Honestly, I agree with that last point, maybe the server should be depreciated in favour of an API to allow others to wrap a server around it so that llamacpp can focus on its core competency whilst others handle the specifics of actually serving inference up. Having an actual server included as part of the program has been good, but is the program and the community well served by clinging to it now and into the future when it's very apparent that others are perfectly happy to address the issue of serving models as is happening with ollama?

the same might even be said of the number of inference backends (CUDA, ROCm, various CPUs of both x86 and ARM flavours, Vulkan, and SYCL) as there is technically a great deal of duplication of effort in that regard. It'd be interesting to see what the technical feasibility would be of for example of Vulkan reaching feature parity with CUDA, ROCm, and CPU would be. of course, at the end of the day, I'm basically all talk on this matter as it'd be years before I'd have the competence to contribute :/

JohannesGaessler commented 2 days ago

Open source projects aren't run like a company. There isn't a boss at the top directing people to work on specific things, people are choosing what to work on out of their own volition.

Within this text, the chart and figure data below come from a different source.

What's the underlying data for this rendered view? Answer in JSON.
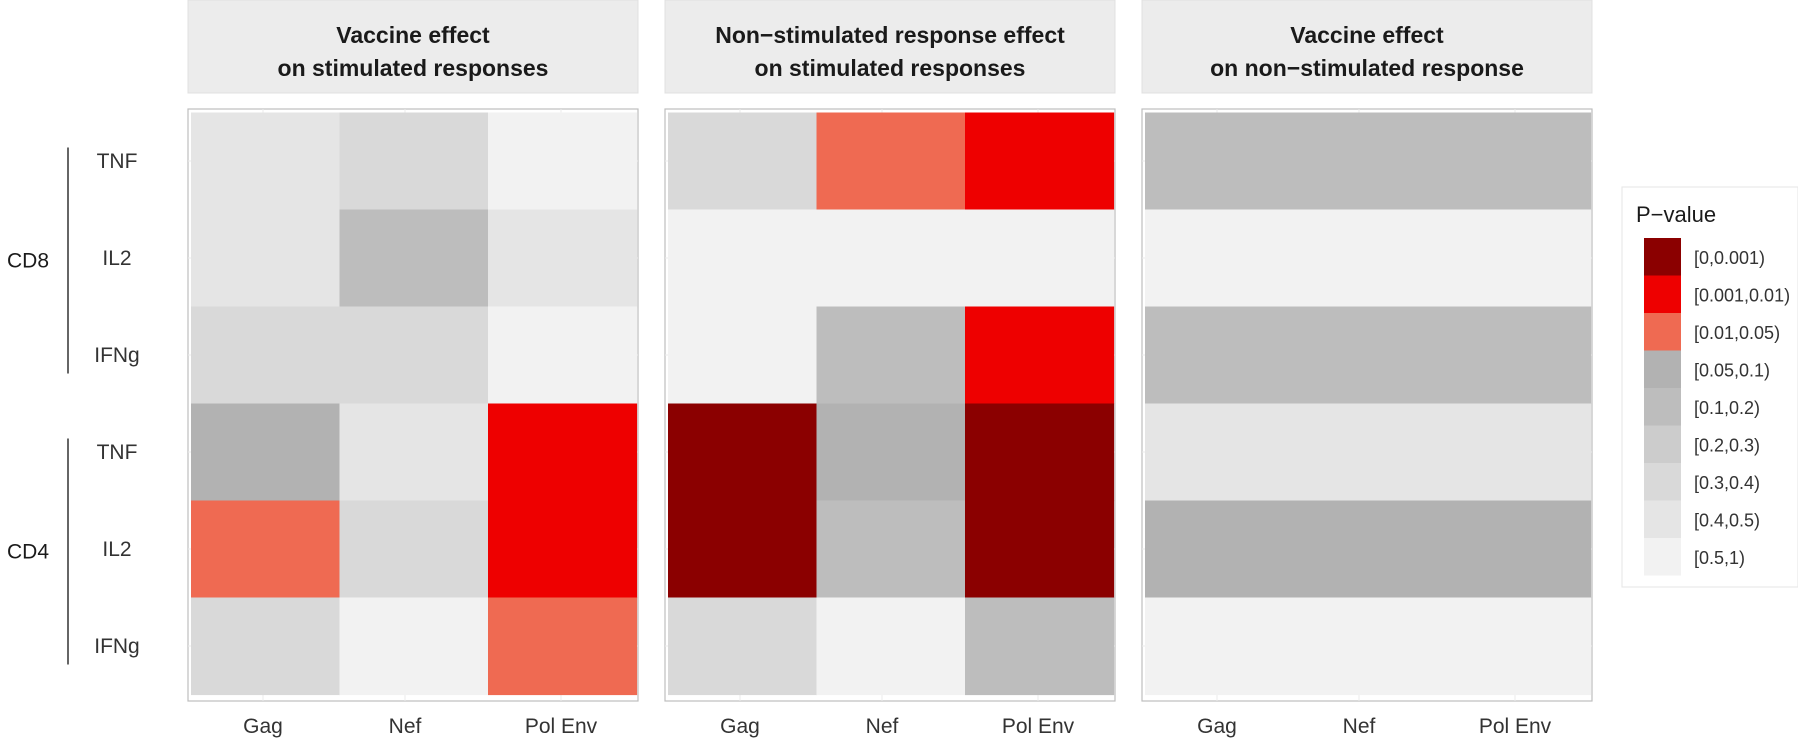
{
  "chart_data": {
    "type": "heatmap",
    "columns": [
      "Gag",
      "Nef",
      "Pol Env"
    ],
    "rows": [
      "TNF",
      "IL2",
      "IFNg",
      "TNF",
      "IL2",
      "IFNg"
    ],
    "groups": [
      {
        "label": "CD8",
        "rows": [
          "TNF",
          "IL2",
          "IFNg"
        ]
      },
      {
        "label": "CD4",
        "rows": [
          "TNF",
          "IL2",
          "IFNg"
        ]
      }
    ],
    "legend": {
      "title": "P−value",
      "position": "right",
      "bins": [
        {
          "label": "[0,0.001)",
          "color": "#8b0000"
        },
        {
          "label": "[0.001,0.01)",
          "color": "#ee0000"
        },
        {
          "label": "[0.01,0.05)",
          "color": "#ef6a52"
        },
        {
          "label": "[0.05,0.1)",
          "color": "#b2b2b2"
        },
        {
          "label": "[0.1,0.2)",
          "color": "#bdbdbd"
        },
        {
          "label": "[0.2,0.3)",
          "color": "#cccccc"
        },
        {
          "label": "[0.3,0.4)",
          "color": "#d9d9d9"
        },
        {
          "label": "[0.4,0.5)",
          "color": "#e5e5e5"
        },
        {
          "label": "[0.5,1)",
          "color": "#f2f2f2"
        }
      ]
    },
    "panels": [
      {
        "title_lines": [
          "Vaccine effect",
          "on stimulated responses"
        ],
        "bins": [
          [
            7,
            6,
            8
          ],
          [
            7,
            4,
            7
          ],
          [
            6,
            6,
            8
          ],
          [
            3,
            7,
            1
          ],
          [
            2,
            6,
            1
          ],
          [
            6,
            8,
            2
          ]
        ]
      },
      {
        "title_lines": [
          "Non−stimulated response effect",
          "on stimulated responses"
        ],
        "bins": [
          [
            6,
            2,
            1
          ],
          [
            8,
            8,
            8
          ],
          [
            8,
            4,
            1
          ],
          [
            0,
            3,
            0
          ],
          [
            0,
            4,
            0
          ],
          [
            6,
            8,
            4
          ]
        ]
      },
      {
        "title_lines": [
          "Vaccine effect",
          "on non−stimulated response"
        ],
        "bins": [
          [
            4,
            4,
            4
          ],
          [
            8,
            8,
            8
          ],
          [
            4,
            4,
            4
          ],
          [
            7,
            7,
            7
          ],
          [
            3,
            3,
            3
          ],
          [
            8,
            8,
            8
          ]
        ]
      }
    ],
    "grid": true
  }
}
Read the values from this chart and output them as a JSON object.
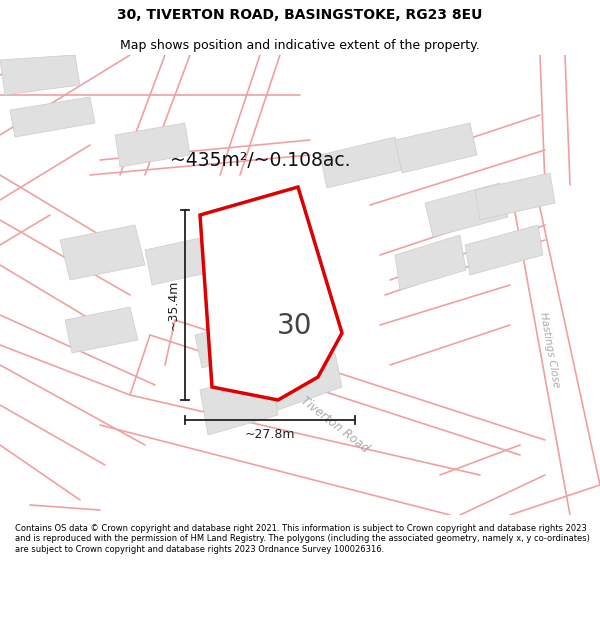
{
  "title_line1": "30, TIVERTON ROAD, BASINGSTOKE, RG23 8EU",
  "title_line2": "Map shows position and indicative extent of the property.",
  "area_label": "~435m²/~0.108ac.",
  "property_number": "30",
  "dim_height": "~35.4m",
  "dim_width": "~27.8m",
  "road_label1": "Tiverton Road",
  "road_label2": "Hastings Close",
  "footer_text": "Contains OS data © Crown copyright and database right 2021. This information is subject to Crown copyright and database rights 2023 and is reproduced with the permission of HM Land Registry. The polygons (including the associated geometry, namely x, y co-ordinates) are subject to Crown copyright and database rights 2023 Ordnance Survey 100026316.",
  "bg_color": "#ffffff",
  "map_bg": "#ffffff",
  "plot_outline_color": "#dd0000",
  "road_line_color": "#f0a0a0",
  "building_color": "#e0e0e0",
  "building_edge_color": "#cccccc",
  "dim_color": "#222222",
  "title_color": "#000000",
  "footer_color": "#000000",
  "area_label_fontsize": 14,
  "title_fontsize": 10,
  "subtitle_fontsize": 9
}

Removing the server isn't going to result in more resources going towards other aspects of the project, it's going to result in the people who are currently choosing to contribute to and maintain the server being frustrated with their efforts being "wasted". The only aspect where I think there is a real zero sum game is code review since the vast majority of work is done by Georgi and slaren.

Thellton commented 2 days ago

Open source projects aren't run like a company. There isn't a boss at the top directing people to work on specific things, people are choosing what to work on out of their own volition. Removing the server isn't going to result in more resources going towards other aspects of the project, it's going to result in the people who are currently choosing to contribute to and maintain the server being frustrated with their efforts being "wasted". The only aspect where I think there is a real zero sum game is code review since the vast majority of work is done by Georgi and slaren.

yeah... kind of just accentuates just how frustrating it is to want to help, to contribute and yet knowing it'd be years before I could do so in a way that is useful :/ basically just a plain bummer.